L'absence "d'en soi"
anatta, c'est l'absence "d'en soi", applicable à toute chose,
à toute idée, à toute caractéristique et à
tout phénomène matériel ou mental. À partir de là,
on peut, bien entendu, donner des détails et des explications afin de
comprendre que dans tel ou tel cas, dans tel ou tel domaine, c'est de cette
manière que la doctrine d'anatta s'exprime ou se fait ressentir. La description
type que vous avez peut-être déjà entendue est de dire par
exemple : Prenons une charrette. Cette charrette est soumise à la loi
d'anatta. On ne peut pas dire qu'il existe véritablement une charrette.

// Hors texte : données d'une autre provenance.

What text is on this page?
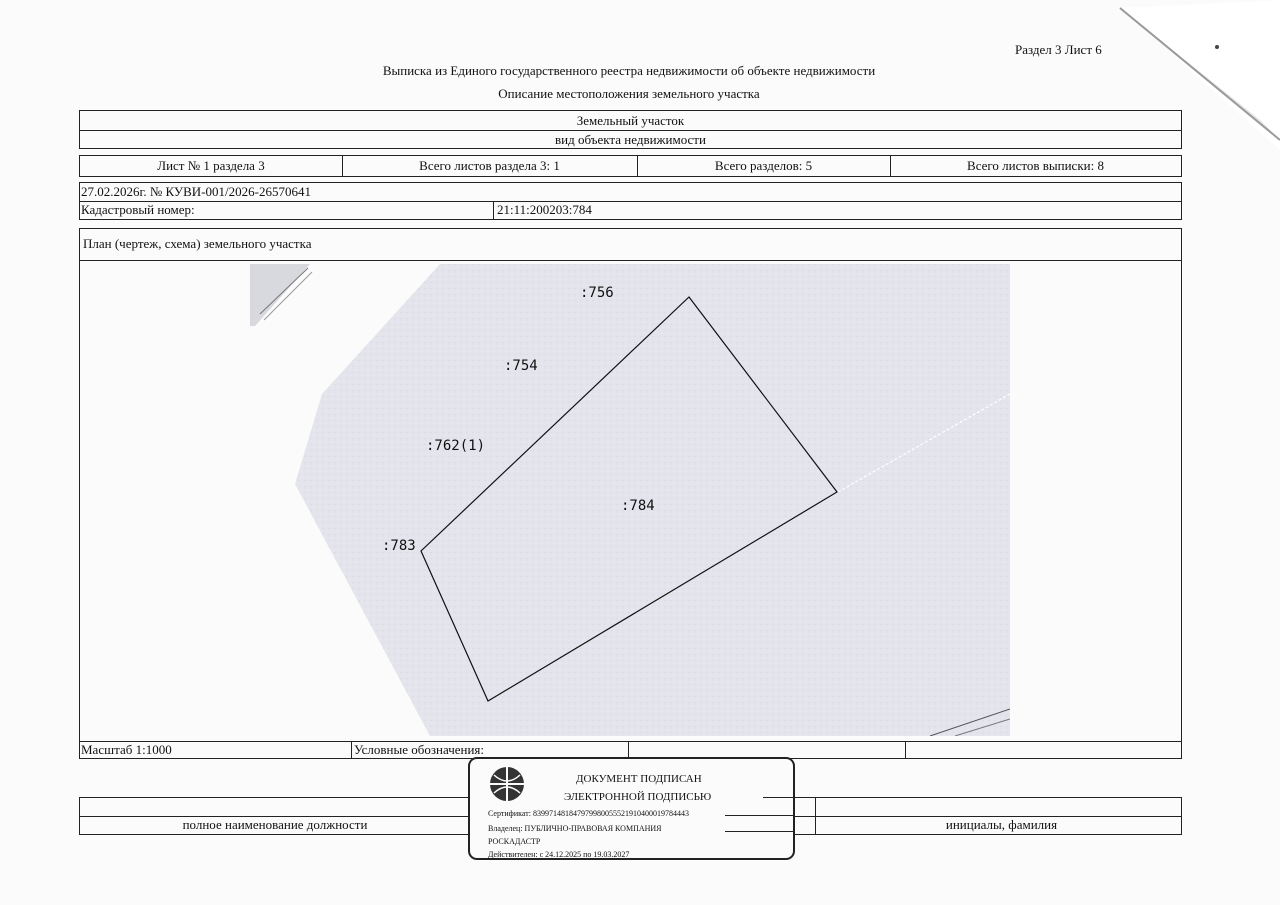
Раздел 3 Лист 6
Выписка из Единого государственного реестра недвижимости об объекте недвижимости
Описание местоположения земельного участка
Земельный участок
вид объекта недвижимости
Лист № 1 раздела 3	Всего листов раздела 3: 1	Всего разделов: 5	Всего листов выписки: 8
27.02.2026г. № КУВИ-001/2026-26570641
Кадастровый номер:	21:11:200203:784
План (чертеж, схема) земельного участка
Масштаб 1:1000	Условные обозначения:
:756
:754
:762(1)
:784
:783
полное наименование должности	инициалы, фамилия
ДОКУМЕНТ ПОДПИСАН
ЭЛЕКТРОННОЙ ПОДПИСЬЮ
Сертификат: 839971481847979980055521910400019784443
Владелец: ПУБЛИЧНО-ПРАВОВАЯ КОМПАНИЯ
РОСКАДАСТР
Действителен: с 24.12.2025 по 19.03.2027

En effet, si on la démonte pièce par pièce et qu'on l'étale
sur le sol, on ne peut plus dire qu'il y a une charrette. Pourtant, toutes les
pièces sont présentes.
Il s'agit d'une manière assez superficielle et assez facile d'essayer
de faire comprendre l'idée d'anatta, mais qui a pour inconvénient
de rester campée sur cette idée d'absence de substance, de noyau
ou d'âme. Or, il est intéressant de constater que lorsqu'on demanda
à Bouddha lui-même, et il est important de savoir ce que LUI a
exposé comme étant anatta, il n'a pas pris l'exemple de la charrette.

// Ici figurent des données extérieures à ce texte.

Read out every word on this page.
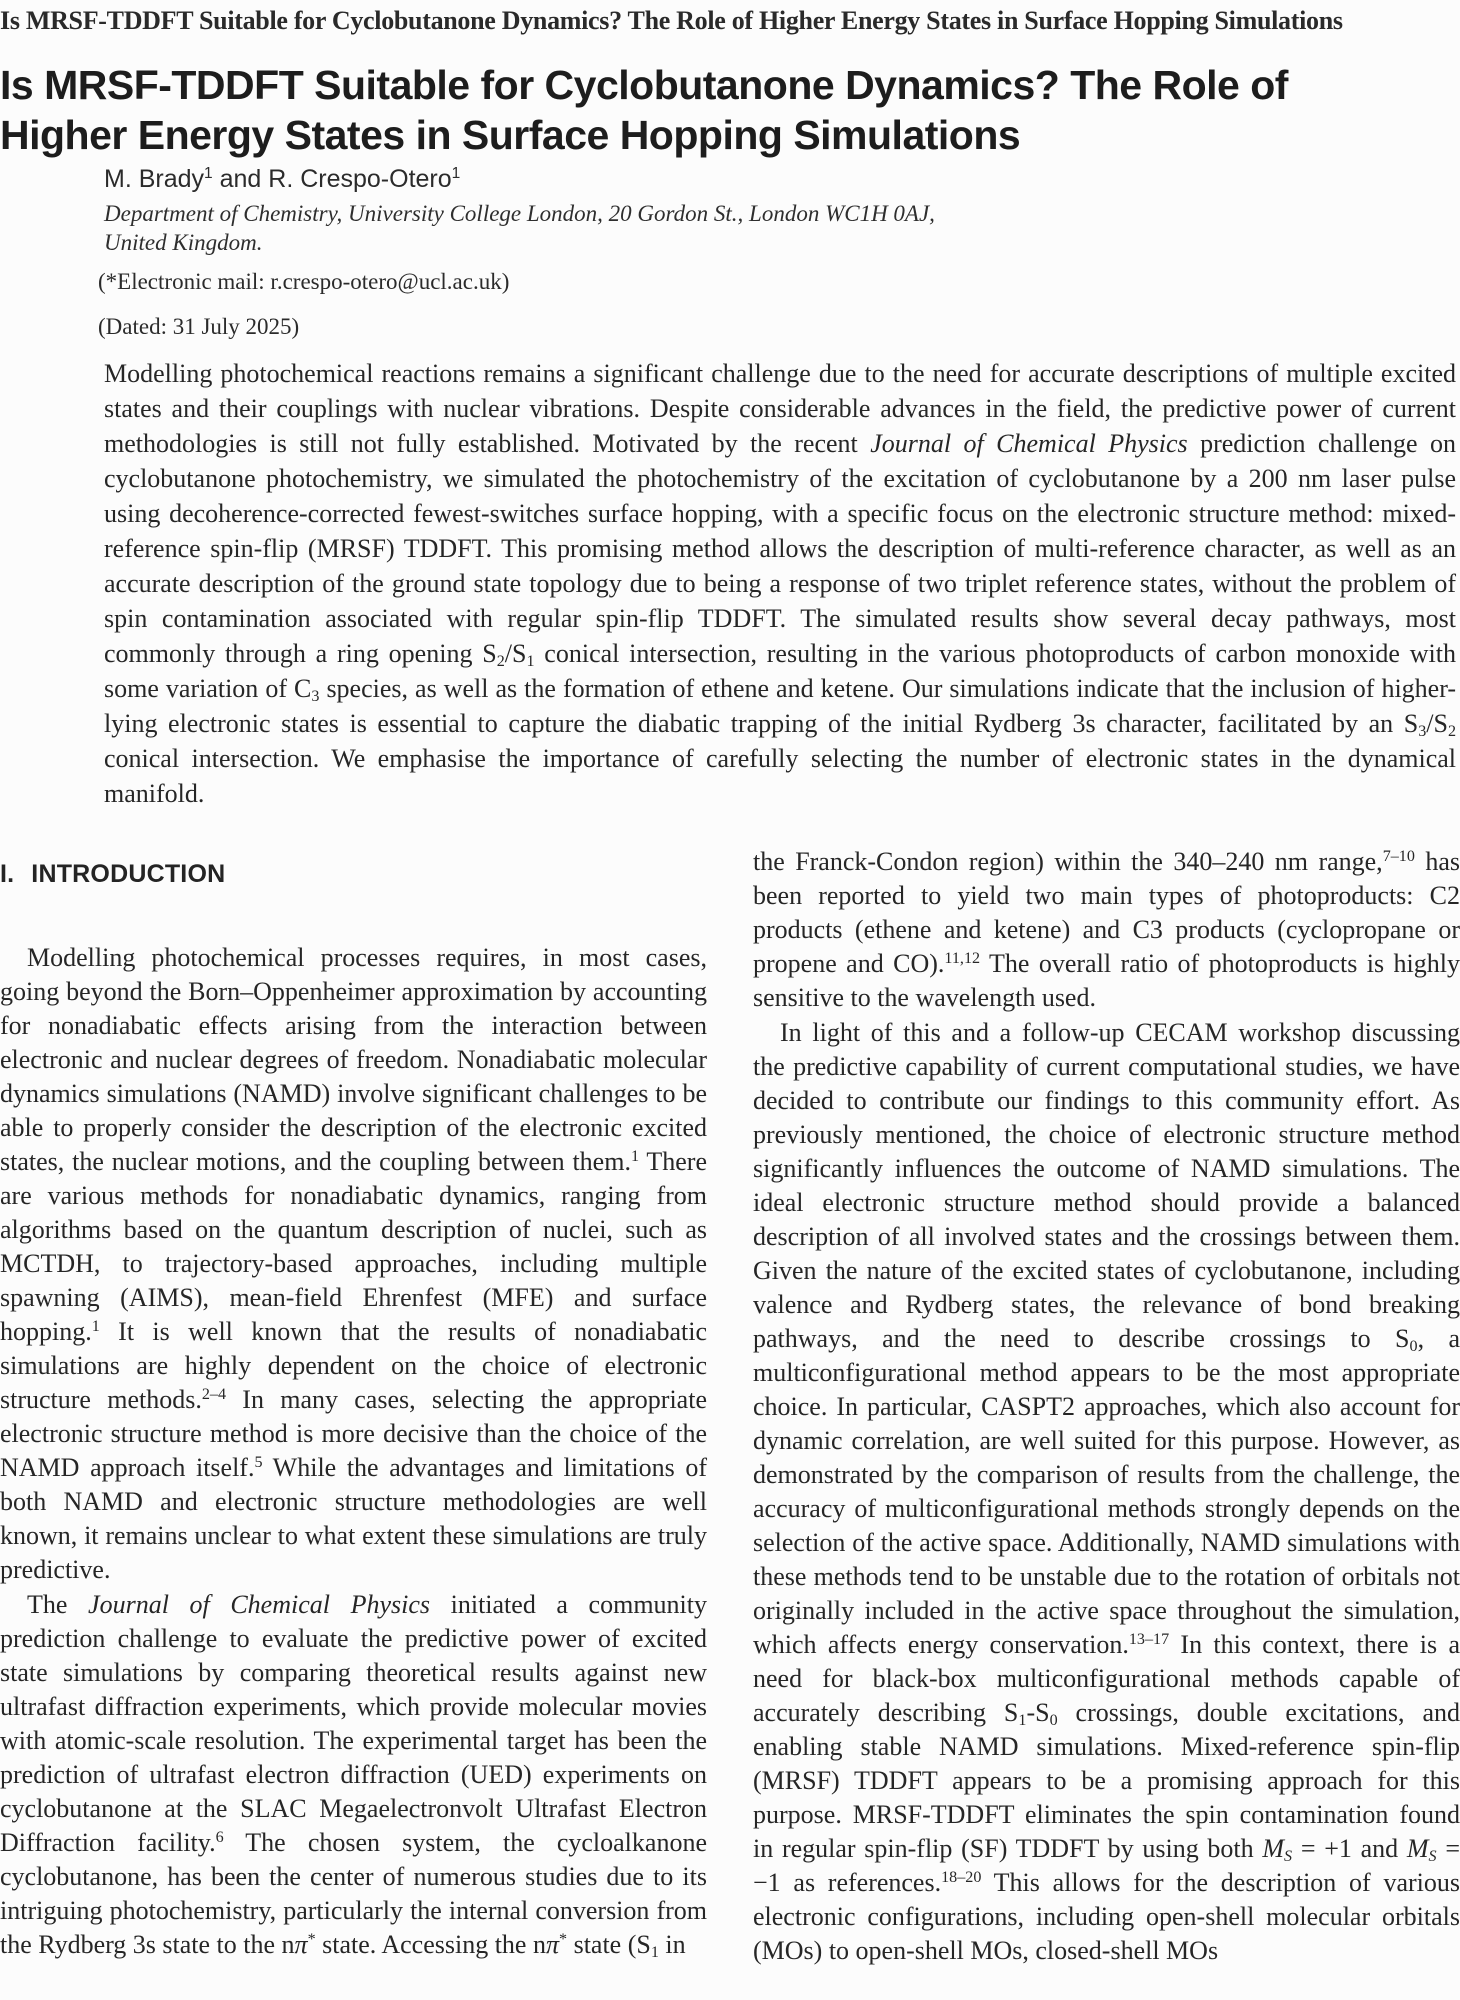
Is MRSF-TDDFT Suitable for Cyclobutanone Dynamics? The Role of Higher Energy States in Surface Hopping Simulations
Is MRSF-TDDFT Suitable for Cyclobutanone Dynamics? The Role of
Higher Energy States in Surface Hopping Simulations
M. Brady$^1$ and R. Crespo-Otero$^1$
Department of Chemistry, University College London, 20 Gordon St., London WC1H 0AJ,
United Kingdom.
(*Electronic mail: r.crespo-otero@ucl.ac.uk)
(Dated: 31 July 2025)
Modelling photochemical reactions remains a significant challenge due to the need for accurate descriptions of multiple excited states and their couplings with nuclear vibrations. Despite considerable advances in the field, the predictive power of current methodologies is still not fully established. Motivated by the recent Journal of Chemical Physics prediction challenge on cyclobutanone photochemistry, we simulated the photochemistry of the excitation of cyclobutanone by a 200 nm laser pulse using decoherence-corrected fewest-switches surface hopping, with a specific focus on the electronic structure method: mixed-reference spin-flip (MRSF) TDDFT. This promising method allows the description of multi-reference character, as well as an accurate description of the ground state topology due to being a response of two triplet reference states, without the problem of spin contamination associated with regular spin-flip TDDFT. The simulated results show several decay pathways, most commonly through a ring opening $S_2/S_1$ conical intersection, resulting in the various photoproducts of carbon monoxide with some variation of $C_3$ species, as well as the formation of ethene and ketene. Our simulations indicate that the inclusion of higher-lying electronic states is essential to capture the diabatic trapping of the initial Rydberg 3s character, facilitated by an $S_3/S_2$ conical intersection. We emphasise the importance of carefully selecting the number of electronic states in the dynamical manifold.
I. INTRODUCTION

Modelling photochemical processes requires, in most cases, going beyond the Born–Oppenheimer approximation by accounting for nonadiabatic effects arising from the interaction between electronic and nuclear degrees of freedom. Nonadiabatic molecular dynamics simulations (NAMD) involve significant challenges to be able to properly consider the description of the electronic excited states, the nuclear motions, and the coupling between them.$^1$ There are various methods for nonadiabatic dynamics, ranging from algorithms based on the quantum description of nuclei, such as MCTDH, to trajectory-based approaches, including multiple spawning (AIMS), mean-field Ehrenfest (MFE) and surface hopping.$^1$ It is well known that the results of nonadiabatic simulations are highly dependent on the choice of electronic structure methods.$^{2-4}$ In many cases, selecting the appropriate electronic structure method is more decisive than the choice of the NAMD approach itself.$^5$ While the advantages and limitations of both NAMD and electronic structure methodologies are well known, it remains unclear to what extent these simulations are truly predictive.

The Journal of Chemical Physics initiated a community prediction challenge to evaluate the predictive power of excited state simulations by comparing theoretical results against new ultrafast diffraction experiments, which provide molecular movies with atomic-scale resolution. The experimental target has been the prediction of ultrafast electron diffraction (UED) experiments on cyclobutanone at the SLAC Megaelectronvolt Ultrafast Electron Diffraction facility.$^6$ The chosen system, the cycloalkanone cyclobutanone, has been the center of numerous studies due to its intriguing photochemistry, particularly the internal conversion from the Rydberg 3s state to the nπ* state. Accessing the nπ* state ($S_1$ in

the Franck-Condon region) within the 340–240 nm range,$^{7-10}$ has been reported to yield two main types of photoproducts: C2 products (ethene and ketene) and C3 products (cyclopropane or propene and CO).$^{11,12}$ The overall ratio of photoproducts is highly sensitive to the wavelength used.

In light of this and a follow-up CECAM workshop discussing the predictive capability of current computational studies, we have decided to contribute our findings to this community effort. As previously mentioned, the choice of electronic structure method significantly influences the outcome of NAMD simulations. The ideal electronic structure method should provide a balanced description of all involved states and the crossings between them. Given the nature of the excited states of cyclobutanone, including valence and Rydberg states, the relevance of bond breaking pathways, and the need to describe crossings to $S_0$, a multiconfigurational method appears to be the most appropriate choice. In particular, CASPT2 approaches, which also account for dynamic correlation, are well suited for this purpose. However, as demonstrated by the comparison of results from the challenge, the accuracy of multiconfigurational methods strongly depends on the selection of the active space. Additionally, NAMD simulations with these methods tend to be unstable due to the rotation of orbitals not originally included in the active space throughout the simulation, which affects energy conservation.$^{13-17}$ In this context, there is a need for black-box multiconfigurational methods capable of accurately describing $S_1-S_0$ crossings, double excitations, and enabling stable NAMD simulations. Mixed-reference spin-flip (MRSF) TDDFT appears to be a promising approach for this purpose. MRSF-TDDFT eliminates the spin contamination found in regular spin-flip (SF) TDDFT by using both $M_S = +1$ and $M_S = -1$ as references.$^{18-20}$ This allows for the description of various electronic configurations, including open-shell molecular orbitals (MOs) to open-shell MOs, closed-shell MOs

Ce n'est pas lui qui a pris cet exemple. C'est un de ses élèves
qui, pour se faire comprendre de quelqu'un, a pris cet exemple. On prend aussi
parfois l'exemple d'une vache découpée en morceaux sur l'étal
du boucher.
Lorsque Bouddha explique anatta
Lorsque Bouddha expose ce qu'il conçoit comme étant cette caractéristique
d'absence d'en soi, il choisit une manière différente et, on s'en
serait douté, remarquablement efficace. Il dit : « Il n'y a pas
dans ce corps de "atta". Parce que s'il y avait dans ce corps "atta",
à ce moment, "atta" aurait la possibilité de décider
ou de choisir que ce corps soit ainsi ou qu'il ne soit pas ainsi. »
On retrouve cette démonstration dans de nombreux sutta. Tout au long
de sa vie, il emploie très souvent cette technique pour faire comprendre
cet exposé. Voici comment il procède...
Quelqu'un est convaincu qu'il y a dans ce corps une substance, un noyau, une
entité, ou en tout cas que ce corps et cet esprit sont l'émanation
d'un principe immuable, inconditionné et éternel.
Bouddha dit à celui-ci :
« Ce corps, est-ce qu'il est immobile, immuable ou est-ce qu'il est changeant
? — Il est soumis au changement (vieillesse, maladie, décrépitude,
etc.), noble Vénérable. — Ce qui est soumis au changement,
est-ce qu'il est source de plaisir ou est-ce qu'il est source d'insatisfaction
? — Ce qui est soumis au changement est source d'insatisfaction, Seigneur.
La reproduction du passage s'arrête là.